Prof. Gregg adalah seorang ahli dalam bidang epigenetik. Dalam kesempatan ini, dirinya memberikan paparan mengenai “Moral and Legal Guidelines for the Genetic Editing of Individuals”.

Prof. Gregg menjelaskan bahwa genetic editing (manipulasi genetik) adalah perubahan materi genetik organisme hidup dengan memasukkan, mengganti, atau menghapus sekuens DNA. Ada beberapa permasalahan yang sering muncul dalam manipulasi genetik terkait dengan moral dan pedoman hukum yang berlaku.

“Sering muncul pertanyaan: Dapatkah manipulasi genetik benar-benar membebaskan manusia dari penyakit genetik? Apakah orang tua memiliki hak untuk menentukan warisan genetik terbaik untuk anak-anak mereka di masa depan? Apakah seseorang di masa depan memiliki hak untuk bebas dari perubahan genetik?” ungkap Prof. Gregg.
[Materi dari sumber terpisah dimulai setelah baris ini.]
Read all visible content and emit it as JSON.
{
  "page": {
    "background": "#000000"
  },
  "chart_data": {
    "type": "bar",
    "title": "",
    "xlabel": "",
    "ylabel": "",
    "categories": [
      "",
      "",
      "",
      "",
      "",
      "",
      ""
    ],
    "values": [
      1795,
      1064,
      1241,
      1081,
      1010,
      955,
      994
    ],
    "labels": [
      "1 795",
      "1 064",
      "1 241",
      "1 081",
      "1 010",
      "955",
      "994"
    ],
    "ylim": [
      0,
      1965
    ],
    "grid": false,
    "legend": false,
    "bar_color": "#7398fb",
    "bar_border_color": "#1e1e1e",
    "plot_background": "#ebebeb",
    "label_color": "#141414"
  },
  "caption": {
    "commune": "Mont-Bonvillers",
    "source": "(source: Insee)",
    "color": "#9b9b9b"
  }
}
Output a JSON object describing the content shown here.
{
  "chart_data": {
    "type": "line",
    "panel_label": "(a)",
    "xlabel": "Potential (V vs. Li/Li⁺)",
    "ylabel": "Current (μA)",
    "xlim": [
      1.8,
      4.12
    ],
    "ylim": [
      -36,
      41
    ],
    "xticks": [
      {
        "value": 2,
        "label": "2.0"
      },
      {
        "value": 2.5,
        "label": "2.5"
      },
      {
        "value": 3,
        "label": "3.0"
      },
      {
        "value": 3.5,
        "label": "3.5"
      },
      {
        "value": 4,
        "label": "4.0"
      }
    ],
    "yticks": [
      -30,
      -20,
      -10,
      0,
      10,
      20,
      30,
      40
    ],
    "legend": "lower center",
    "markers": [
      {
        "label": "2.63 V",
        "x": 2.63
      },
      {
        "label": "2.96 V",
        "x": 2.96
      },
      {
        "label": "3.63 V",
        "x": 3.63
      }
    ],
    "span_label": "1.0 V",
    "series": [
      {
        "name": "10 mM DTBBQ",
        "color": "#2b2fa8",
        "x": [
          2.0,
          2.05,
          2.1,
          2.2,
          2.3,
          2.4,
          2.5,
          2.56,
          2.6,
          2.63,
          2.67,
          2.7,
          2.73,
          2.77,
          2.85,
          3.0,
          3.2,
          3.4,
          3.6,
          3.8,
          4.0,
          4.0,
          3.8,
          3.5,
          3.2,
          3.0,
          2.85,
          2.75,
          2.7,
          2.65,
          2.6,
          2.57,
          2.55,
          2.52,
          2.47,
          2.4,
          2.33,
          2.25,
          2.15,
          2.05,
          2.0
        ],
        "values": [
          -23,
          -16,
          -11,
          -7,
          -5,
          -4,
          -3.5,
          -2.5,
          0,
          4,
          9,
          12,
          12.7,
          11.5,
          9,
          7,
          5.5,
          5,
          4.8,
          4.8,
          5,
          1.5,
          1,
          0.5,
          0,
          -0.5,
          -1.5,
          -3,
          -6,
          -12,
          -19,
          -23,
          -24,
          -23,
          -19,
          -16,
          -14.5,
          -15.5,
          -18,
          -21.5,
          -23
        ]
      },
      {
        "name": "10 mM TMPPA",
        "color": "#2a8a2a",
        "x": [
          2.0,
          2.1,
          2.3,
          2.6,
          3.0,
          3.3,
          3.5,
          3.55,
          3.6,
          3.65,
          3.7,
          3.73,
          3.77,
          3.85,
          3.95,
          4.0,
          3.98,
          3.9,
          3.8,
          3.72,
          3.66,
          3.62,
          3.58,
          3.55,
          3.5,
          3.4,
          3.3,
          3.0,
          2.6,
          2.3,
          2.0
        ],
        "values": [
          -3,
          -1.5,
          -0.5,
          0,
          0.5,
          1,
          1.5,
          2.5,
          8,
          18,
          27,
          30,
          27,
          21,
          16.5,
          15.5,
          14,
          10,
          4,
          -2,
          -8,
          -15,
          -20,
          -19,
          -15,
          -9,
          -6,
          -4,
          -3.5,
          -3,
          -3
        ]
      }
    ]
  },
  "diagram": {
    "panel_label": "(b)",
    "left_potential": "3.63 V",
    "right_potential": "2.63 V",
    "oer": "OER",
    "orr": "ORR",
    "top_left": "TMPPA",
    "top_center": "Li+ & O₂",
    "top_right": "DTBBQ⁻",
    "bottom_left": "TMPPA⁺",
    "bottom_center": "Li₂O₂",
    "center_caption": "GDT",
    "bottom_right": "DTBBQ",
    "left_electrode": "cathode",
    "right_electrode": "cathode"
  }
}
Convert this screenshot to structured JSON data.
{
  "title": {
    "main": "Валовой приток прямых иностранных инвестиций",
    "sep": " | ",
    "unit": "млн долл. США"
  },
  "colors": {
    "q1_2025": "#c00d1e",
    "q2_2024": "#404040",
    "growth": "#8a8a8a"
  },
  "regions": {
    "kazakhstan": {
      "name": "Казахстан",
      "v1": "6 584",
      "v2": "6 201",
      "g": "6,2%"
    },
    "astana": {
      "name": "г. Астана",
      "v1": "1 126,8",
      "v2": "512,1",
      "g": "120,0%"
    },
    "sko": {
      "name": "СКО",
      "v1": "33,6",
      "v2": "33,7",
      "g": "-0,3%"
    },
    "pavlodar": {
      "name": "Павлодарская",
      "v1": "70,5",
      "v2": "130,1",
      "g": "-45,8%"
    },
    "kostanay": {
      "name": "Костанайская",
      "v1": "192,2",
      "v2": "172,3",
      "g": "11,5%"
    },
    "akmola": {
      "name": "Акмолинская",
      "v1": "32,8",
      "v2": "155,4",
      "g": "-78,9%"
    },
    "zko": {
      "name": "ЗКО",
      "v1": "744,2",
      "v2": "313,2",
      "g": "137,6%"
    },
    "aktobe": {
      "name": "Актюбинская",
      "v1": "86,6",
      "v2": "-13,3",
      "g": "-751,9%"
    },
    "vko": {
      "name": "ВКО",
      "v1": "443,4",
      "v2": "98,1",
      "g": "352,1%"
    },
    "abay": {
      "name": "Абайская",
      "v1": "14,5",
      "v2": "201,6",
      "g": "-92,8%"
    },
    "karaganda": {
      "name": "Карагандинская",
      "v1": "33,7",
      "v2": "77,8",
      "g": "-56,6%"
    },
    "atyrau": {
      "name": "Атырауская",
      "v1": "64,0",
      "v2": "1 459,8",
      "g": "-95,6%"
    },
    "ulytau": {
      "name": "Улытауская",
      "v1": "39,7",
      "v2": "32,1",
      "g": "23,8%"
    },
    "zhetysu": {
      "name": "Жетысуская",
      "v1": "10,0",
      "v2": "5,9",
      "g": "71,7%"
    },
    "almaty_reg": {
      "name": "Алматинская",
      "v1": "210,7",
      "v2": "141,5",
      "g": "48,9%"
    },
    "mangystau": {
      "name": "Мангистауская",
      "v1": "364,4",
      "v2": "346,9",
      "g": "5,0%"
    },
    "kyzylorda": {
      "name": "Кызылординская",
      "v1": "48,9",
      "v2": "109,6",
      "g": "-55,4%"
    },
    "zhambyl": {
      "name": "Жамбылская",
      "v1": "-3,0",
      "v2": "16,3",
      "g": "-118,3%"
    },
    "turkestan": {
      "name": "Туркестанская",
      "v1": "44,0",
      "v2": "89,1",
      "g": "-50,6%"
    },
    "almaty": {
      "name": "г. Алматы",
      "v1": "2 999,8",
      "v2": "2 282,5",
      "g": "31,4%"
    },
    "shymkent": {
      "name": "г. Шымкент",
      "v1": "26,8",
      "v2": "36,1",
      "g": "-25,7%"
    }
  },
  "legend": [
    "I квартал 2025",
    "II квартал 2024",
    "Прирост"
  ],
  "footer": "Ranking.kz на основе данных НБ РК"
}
Prof. Gregg mengungkapkan bahwa manipulasi genetik dibenarkan hanya jika mempertimbangkan bagaimana modifikasi genetik yang akan membantu kepentingan orang masa depan. Dirinya juga menambahkan bahwa kepentingan dan kesejahteraan individu di masa depan butuh kesadaran tanggung jawab dari generasi sekarang terhadap generasi selanjutnya.

Melalui seminar ini, diskusi tentang manipulasi genetik membuka ruang untuk mempertimbangkan aspek etika yang kompleks dalam pengembangan teknologi medis. Kegiatan ini secara langsung mendukung pencapaian Sustainable Development Goals (SDGs) nomor 4 Pendidkan Berkualitas dengan meningkatkan akses terhadap pendidikan, mempromosikan pendidikan etika, dan meningkatkan kesadaran tentang isu-isu kesehatan dan bioetika. (Nirwana/Reporter:Toni/Editor).